都内のマンションリノベはお引渡しも終わって、諸々の調整も完了し、お施主さんの方で徐々にインテリアを整えてられています。
お施主さんからお送りいただいた、アートをディスプレイした部屋の写真。
今回はアートを壁面に飾ることを前提として設計を進めたので、やはりアートが入ると表情がだいぶ締まって見えます。
アジア系の現代美術の作家さんのコレクションを中心とされていると伺っていますが、2枚目の写真の版画は篠田桃紅さんの作品。
書を抽象化した絵画をずっと製作されている方で建築業界では知る人ぞ知る、伝説の作家です。
現在、御年100歳(!)らしいですが、先日発売された芸術新潮の丹下健三さんの特集記事でインタビューが載っていました。

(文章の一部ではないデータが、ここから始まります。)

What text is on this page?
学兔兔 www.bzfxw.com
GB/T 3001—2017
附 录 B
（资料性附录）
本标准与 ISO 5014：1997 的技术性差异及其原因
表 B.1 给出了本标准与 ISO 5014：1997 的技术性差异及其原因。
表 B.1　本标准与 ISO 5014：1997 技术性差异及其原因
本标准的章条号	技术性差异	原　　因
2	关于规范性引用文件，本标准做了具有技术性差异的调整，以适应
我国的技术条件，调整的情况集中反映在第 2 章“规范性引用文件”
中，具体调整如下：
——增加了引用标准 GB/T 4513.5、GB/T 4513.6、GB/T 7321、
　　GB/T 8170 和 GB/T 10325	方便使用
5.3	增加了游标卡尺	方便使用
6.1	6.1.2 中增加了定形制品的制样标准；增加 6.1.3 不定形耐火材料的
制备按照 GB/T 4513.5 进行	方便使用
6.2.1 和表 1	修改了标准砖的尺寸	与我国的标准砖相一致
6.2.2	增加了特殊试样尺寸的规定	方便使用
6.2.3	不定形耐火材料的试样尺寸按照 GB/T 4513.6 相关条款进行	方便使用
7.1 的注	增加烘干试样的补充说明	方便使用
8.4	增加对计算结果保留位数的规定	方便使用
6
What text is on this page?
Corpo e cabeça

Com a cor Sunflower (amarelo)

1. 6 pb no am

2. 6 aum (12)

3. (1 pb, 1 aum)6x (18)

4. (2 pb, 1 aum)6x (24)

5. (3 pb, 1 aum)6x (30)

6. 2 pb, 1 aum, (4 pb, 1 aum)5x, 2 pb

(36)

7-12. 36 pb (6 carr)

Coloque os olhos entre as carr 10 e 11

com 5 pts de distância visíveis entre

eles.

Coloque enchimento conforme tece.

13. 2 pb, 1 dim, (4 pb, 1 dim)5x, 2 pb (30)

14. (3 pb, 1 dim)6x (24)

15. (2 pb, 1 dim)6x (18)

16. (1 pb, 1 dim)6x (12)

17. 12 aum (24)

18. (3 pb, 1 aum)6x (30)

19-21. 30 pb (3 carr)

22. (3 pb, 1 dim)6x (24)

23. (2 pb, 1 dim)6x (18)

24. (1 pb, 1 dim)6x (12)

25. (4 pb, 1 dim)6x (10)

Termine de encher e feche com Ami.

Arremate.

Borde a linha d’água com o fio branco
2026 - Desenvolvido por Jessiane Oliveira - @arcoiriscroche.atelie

丹下さんの実質的なデビュー作である成城の自邸を中心とした当時の状況を語られているのですが、まだまだ記憶が薄れておらず、その記述の正確さにビックリ、、、という感じです。
丹下さんの成城の自邸は1950年代に建てられた木造の住宅ですが、モダニズムと日本の伝統家屋のスタイルが良い塩梅で混ざり合って独特のシャープであたたかみのある空間をつくっています。篠田さんはその住宅のフスマに書画を書かれているのですが、イサム・ノグチの照明とかとも相まって、空間に生き生きとしたアクセントをつくっています。
それから半世紀以上を経た現代でもその作品は彩り豊かに住空間に息づいている、、、と考えると感慨深いものがありますが、こちらのアートは我々が推奨したものでなく、お施主さんの元々のコレクションにあったもので、飾られた場所もお施主さんで決められたものです。
そこを決めたお施主さんのセンスの良さは流石だな、、、と思いますが、篠田さんの作品は建築空間に入った時に引き立つように考えられて額装も含めてデザインされている感じがします。
余白の美学、とでもいいますか、図と地のバランスが大事なのかもしれません。
ちょっとウンチクっぽい話になりましたが、実はかくいう自分も版画を随分前に購入して自宅に飾っていたりします。。。ちょっと自慢です・・・。
アートと建築というのはバランスが大事といつも思いますが、そのとても良い実例をいただいた感じがしましたのでこちらに掲載してみました。